20. BÖLÜM

34.3K 1.6K 43
                                    


                Bedirhan karanlık odasında gözlerini kapatmış koltuğuna yaslanmış düşünüyordu. Biraz daha genç olmayı dilerdi. En azından Balım'ın dikkatini çekecek kadar genç ve yakışıklı olmayı. Onun kendi ayaklarıyla gelmesini sağlamaya yetecek kadar.

Belki bu konuya bu kadar takmazdı Onur denen züppe böyle büyük bir tepki verip de olayı daha eğlenceli hale getirmiş olmasaydı.

Parmağıyla masaya tık tık vurmaya başladı. Bu kadını istiyordu. Sonucu ne olursa olsun istiyordu. Elinden gelen her şeyi yapmaya, önüne çıkan kim olursa olsun ezmeye hazırdı.

Kapısının çalındığını duydu. "Gell" diye seslenirken hiç istifini bozmadan aynı pozisyonda oturmaya devam ediyordu.

Gelen kişi kapıyı açtıktan sonra içeriye girip girmemek konusunda kısa bir tereddüt yaşamıştı ki Bedirhan'ın buyuran sesi duyuldu.

"Konuş..."

Adam boğazını temizleyip anlatmaya başladı.

"Abi... Kızın evinin önünde kavga eden adamı araştırmamı söylemiştin ya. Adamın kim olduğunu buldum. Daha doğrusu bir yerlerden tanıdık geliyordu. Sonunda hatırladım."

"Sadede gel..."

"Abi adam Selahattin abinin avukatı. İsmi Arda. Kızın da eski nişanlısıymış. Ayrılalı iki aya yaklaşmış. Terk etmiş kızı. Anlaşılan o da Onur YAMAN'a düşman."

Bedirhan'ın hiç kıpırdamadan aynı pozisyonda oturduğunu gören adamı sorma gereksinimi hissetti.

"Abi napalım?"

Bedirhan yaslandığı koltuktan yavaşça doğrulup adamına baktı. Oda karanlık da olsa adam Bedirhan'ın keskin bakışlarını üzerinde hissediyordu.

"Kimmiş bu Arda... Bir de yüz yüze görelim."

***

Balım içinde gerekli evrakların bulunduğu dosyayı kol çantasına yerleştirdi. Uçakları akşam beş de kalkacaktı ve o günde çalışmaya devam etmişti. Saat üç de restorandan çıkmak için hazırdı artık.

Küçük tekerlekli bavuluna Semra'nın verdiği iki takım yeni üniformayı koydu.
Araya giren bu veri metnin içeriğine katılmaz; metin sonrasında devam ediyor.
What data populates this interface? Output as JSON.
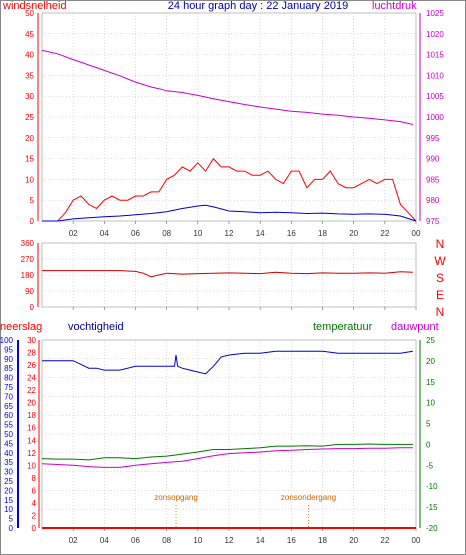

Ve fermuarını kapattı. Küçük bavulu arkasından sürükleyerek soyunma odasından çıktı. Yolculuklarda hep tercih ettiği gibi üzerine bir eşofman, ve son günlerde Eylülünde gelmesiyle beraber serinleyen havadan korunmak için penye bir hırka geçirmişti.

Soyunma odasından çıktığında Onur'un da koridorda kendisine doğru yaklaştığını gördü. Adam yanına geldiğinde Balım'ın elinden valizi aldı.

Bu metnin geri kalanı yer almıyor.